Generally speaking, enzymes using two-metal ion catalysis are more stringent in metal ion selection and substrate specificity than one-metal ion-dependent enzymes. Mg2+, Ca2+, Mn2+, Zn2+, and Ni2+ etc, can support one-metal ion catalysis to varying degrees in many enzymes, while Mg2+ is typically required for two-metal mechanism. The preference for Mg2+ may root in the chemical environment and stringency imposed by coordination of two metal ions within 3–4 Å. The stringent requirement for double Mg2+ coordination is likely the basis for catalytic specificity by the two-metal ion mechanism. In contrast, catalytic specificity of one-metal ion dependent homing and HUH nucleases appears to derive from substrate binding.
1. Nishimasu et al. Crystal Structure of Cas9 in Complex with Guide RNA and Target DNA. Cell. 2014 February 27; 156(5): 935–949.
2. Jinek et al. Structures of Cas9 Endonucleases Reveal RNA-Mediated Conformational Activation. Science. 2014. 343(6176): 1247997–1247997.

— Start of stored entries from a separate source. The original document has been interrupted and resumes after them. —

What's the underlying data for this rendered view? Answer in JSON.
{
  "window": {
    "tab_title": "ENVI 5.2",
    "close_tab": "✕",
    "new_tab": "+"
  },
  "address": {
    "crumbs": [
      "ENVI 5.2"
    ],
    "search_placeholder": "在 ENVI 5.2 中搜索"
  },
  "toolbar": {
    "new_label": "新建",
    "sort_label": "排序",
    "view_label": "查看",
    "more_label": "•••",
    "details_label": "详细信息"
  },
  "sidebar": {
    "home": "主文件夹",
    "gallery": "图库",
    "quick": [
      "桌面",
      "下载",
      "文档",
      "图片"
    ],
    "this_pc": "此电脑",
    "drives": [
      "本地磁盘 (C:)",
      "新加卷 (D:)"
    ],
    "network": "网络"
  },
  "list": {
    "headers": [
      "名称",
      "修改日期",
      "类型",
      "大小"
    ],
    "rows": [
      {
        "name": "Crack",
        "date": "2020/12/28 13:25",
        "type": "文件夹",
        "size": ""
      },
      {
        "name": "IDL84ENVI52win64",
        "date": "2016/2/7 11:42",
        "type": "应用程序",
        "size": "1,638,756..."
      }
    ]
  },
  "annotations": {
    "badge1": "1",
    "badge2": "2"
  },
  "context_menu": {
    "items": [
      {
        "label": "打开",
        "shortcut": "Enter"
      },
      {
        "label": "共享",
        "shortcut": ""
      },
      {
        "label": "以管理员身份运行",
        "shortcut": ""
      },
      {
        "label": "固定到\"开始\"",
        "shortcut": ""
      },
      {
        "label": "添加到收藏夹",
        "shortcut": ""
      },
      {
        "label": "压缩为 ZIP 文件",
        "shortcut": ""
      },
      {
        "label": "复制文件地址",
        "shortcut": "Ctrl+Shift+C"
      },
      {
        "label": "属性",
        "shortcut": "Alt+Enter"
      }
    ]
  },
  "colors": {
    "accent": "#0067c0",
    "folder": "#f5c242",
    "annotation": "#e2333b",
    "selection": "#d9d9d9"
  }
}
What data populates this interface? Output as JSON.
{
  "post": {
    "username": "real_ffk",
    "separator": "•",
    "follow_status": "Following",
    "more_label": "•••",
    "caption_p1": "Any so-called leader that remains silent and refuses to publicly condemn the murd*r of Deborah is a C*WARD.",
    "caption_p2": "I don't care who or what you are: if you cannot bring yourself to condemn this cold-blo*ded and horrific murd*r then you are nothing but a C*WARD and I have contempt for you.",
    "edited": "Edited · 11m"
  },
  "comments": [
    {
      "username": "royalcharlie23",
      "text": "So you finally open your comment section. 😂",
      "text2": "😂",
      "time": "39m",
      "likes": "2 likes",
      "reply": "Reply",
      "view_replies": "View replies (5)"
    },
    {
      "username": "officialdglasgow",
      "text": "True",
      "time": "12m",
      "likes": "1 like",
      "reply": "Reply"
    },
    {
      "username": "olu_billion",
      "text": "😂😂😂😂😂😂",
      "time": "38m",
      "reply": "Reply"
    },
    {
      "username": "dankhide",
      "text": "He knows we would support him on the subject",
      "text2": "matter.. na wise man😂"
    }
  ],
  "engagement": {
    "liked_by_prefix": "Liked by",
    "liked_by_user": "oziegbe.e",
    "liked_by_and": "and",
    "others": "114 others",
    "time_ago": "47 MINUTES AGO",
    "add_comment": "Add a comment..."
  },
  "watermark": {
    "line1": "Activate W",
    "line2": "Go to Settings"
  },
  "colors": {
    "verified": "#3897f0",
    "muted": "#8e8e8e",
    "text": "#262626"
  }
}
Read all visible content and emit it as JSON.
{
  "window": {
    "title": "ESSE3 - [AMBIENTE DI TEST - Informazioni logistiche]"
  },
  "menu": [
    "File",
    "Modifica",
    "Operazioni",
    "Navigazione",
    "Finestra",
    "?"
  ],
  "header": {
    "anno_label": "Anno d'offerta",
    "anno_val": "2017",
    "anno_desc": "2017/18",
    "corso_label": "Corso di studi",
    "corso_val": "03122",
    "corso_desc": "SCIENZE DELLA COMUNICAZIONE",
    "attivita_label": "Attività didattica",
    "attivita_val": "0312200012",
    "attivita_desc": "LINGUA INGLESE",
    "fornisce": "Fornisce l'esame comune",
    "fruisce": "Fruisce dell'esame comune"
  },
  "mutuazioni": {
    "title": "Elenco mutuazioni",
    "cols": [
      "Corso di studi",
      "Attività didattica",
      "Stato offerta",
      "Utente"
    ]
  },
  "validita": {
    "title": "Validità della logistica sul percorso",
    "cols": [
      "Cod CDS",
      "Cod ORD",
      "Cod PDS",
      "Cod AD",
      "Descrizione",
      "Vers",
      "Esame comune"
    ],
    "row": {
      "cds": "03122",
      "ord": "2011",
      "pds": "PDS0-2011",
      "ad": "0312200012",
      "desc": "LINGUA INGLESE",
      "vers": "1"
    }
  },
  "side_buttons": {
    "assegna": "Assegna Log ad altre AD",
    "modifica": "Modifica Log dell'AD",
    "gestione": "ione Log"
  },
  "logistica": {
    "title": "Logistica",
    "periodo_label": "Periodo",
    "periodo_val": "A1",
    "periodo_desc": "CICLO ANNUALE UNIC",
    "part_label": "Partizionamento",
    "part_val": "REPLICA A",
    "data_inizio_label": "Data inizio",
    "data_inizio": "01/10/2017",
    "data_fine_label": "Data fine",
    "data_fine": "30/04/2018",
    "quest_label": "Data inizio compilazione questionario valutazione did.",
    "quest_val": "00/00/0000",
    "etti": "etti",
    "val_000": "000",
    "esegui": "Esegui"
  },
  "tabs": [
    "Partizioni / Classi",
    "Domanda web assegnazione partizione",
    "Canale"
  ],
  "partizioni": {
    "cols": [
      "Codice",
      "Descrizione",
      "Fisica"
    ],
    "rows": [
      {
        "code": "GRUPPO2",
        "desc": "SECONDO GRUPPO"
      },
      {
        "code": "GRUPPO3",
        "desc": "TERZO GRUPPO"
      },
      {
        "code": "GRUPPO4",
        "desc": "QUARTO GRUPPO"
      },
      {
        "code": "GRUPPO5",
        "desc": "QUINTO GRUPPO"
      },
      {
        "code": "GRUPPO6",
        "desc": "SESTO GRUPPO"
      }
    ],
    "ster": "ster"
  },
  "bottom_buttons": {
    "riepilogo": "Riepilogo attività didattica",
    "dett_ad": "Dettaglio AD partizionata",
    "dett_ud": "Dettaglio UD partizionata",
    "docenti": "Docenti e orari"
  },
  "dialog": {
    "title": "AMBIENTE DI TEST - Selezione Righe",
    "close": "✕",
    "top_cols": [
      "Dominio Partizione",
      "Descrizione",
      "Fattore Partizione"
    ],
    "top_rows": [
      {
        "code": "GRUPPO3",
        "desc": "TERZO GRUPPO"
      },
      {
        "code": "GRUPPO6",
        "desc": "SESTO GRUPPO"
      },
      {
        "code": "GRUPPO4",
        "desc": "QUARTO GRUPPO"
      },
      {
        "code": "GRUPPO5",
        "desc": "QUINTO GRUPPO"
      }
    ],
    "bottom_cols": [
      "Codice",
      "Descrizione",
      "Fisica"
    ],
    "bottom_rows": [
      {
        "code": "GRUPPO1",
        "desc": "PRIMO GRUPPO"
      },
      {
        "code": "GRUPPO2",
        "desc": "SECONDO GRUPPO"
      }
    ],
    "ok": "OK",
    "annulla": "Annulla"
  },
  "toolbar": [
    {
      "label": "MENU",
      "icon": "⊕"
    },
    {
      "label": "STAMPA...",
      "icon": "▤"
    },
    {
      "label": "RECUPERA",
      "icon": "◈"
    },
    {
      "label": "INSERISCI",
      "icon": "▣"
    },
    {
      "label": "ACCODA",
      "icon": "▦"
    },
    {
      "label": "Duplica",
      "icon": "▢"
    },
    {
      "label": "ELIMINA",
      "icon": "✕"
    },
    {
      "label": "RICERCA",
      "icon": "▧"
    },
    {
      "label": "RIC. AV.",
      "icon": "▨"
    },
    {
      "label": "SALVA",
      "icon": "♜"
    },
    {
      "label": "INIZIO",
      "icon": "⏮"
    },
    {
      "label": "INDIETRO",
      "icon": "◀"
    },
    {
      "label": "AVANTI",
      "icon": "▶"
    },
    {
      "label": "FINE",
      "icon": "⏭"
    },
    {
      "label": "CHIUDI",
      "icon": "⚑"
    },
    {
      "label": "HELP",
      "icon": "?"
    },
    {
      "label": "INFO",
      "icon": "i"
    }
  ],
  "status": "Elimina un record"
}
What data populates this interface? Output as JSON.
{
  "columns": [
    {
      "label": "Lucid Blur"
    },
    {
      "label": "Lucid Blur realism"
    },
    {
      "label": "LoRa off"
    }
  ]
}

3. Fuguo Jiang and Jennifer A. CRISPR–Cas9 Structures and Mechanisms. Annual Review of Biophysics. 2017 May 25. 46:505–29.
4. Yang. An Equivalent Metal Ion In One- and Two-metal Ion Catalysis. Nat Struct Mol Biol. Author manuscript; 2008 November ; 15(11): 1228–1231.
5. Zhicheng Zuo and Jin Liu. Cas9-catalyzed DNA Cleavage Generates Staggered Ends: Evidence from Molecular Dynamics Simulations. Scientific Reports. 2016 November 22. 6:37584.